Product of Additive Inverses

https://susam.net/product-of-additive-inverses.html

Discussion

JadeNB
This is a formal justification, from the ring axioms, of the formula (−a)(−b) = ab. As the article mentions, this is often phrased as "the product of two negatives is positive," but, of course, the presence of a minus sign in front of a variable does not indicate a negative number (for example, if a = −3, then −a is positive); and the formula makes sense even in a ring with no notion of positive and negative numbers.
empath75
A simple example of how this is true _even if you don't have negative numbers_:

Let's use mod 5 arithmetic.

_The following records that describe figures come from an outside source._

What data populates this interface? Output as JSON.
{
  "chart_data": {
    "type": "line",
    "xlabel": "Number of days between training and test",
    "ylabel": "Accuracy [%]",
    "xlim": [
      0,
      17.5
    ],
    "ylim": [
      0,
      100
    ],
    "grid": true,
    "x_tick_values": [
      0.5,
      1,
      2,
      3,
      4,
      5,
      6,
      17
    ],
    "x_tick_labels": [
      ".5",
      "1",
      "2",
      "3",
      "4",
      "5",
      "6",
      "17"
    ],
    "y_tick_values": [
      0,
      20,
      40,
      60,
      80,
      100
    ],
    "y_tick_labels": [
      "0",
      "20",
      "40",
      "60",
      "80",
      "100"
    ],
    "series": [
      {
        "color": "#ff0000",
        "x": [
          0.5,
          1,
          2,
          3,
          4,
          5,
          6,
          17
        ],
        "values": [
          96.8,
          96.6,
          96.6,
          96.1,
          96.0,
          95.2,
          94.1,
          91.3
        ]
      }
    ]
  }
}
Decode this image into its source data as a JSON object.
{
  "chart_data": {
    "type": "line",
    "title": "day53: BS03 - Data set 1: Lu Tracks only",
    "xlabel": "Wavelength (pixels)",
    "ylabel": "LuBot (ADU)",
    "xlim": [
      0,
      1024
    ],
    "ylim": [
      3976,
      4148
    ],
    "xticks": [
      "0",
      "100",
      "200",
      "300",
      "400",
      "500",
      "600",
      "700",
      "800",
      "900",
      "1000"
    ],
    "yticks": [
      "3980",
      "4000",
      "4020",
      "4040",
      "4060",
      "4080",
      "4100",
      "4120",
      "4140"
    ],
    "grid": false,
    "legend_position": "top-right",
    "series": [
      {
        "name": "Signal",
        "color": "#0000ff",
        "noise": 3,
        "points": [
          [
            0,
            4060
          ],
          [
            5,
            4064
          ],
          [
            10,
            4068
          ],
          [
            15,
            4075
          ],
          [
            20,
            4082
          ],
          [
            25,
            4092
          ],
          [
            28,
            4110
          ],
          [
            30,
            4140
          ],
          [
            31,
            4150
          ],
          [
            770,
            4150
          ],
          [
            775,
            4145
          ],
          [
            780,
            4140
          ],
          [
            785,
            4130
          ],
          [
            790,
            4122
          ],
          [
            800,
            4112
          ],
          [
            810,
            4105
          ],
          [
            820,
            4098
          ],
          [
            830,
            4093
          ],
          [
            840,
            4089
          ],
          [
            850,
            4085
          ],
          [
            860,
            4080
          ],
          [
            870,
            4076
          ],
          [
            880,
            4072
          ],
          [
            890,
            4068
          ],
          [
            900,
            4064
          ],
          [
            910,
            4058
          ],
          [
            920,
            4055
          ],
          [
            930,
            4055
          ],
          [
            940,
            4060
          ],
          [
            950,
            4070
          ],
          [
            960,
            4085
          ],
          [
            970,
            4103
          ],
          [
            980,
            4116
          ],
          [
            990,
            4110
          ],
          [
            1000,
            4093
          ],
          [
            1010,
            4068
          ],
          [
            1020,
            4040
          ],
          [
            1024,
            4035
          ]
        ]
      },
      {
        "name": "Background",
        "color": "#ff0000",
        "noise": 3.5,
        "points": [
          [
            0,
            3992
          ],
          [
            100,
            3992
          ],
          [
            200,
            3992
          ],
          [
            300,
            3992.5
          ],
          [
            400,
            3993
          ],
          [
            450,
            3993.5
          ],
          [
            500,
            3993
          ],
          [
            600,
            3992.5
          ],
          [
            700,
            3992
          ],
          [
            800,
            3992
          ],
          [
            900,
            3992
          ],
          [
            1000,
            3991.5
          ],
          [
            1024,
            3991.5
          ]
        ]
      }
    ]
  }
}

You have 5 elements in the ring -- 0,1,2,3,4

The additive inverses are as follows:

  1 + 4 = 0
  2 + 3 = 0
Which is to say that 1 is the additive inverse of 4 and 2 is the additive inverse of 3, and vice versa. 0 is the identity, of course.

So what happens if you multiply 2 * -3 (2 times the additive inverse of 3).

The additive inverse of 3 is just 2, so the answer is 2 * -3 = 2 * 2 = 4.

The other way to calculate it is to find the additive inverse of the product:

2 * -3 = -(2 * 3) = -(1) which is the additive inverse of 1: 4 again.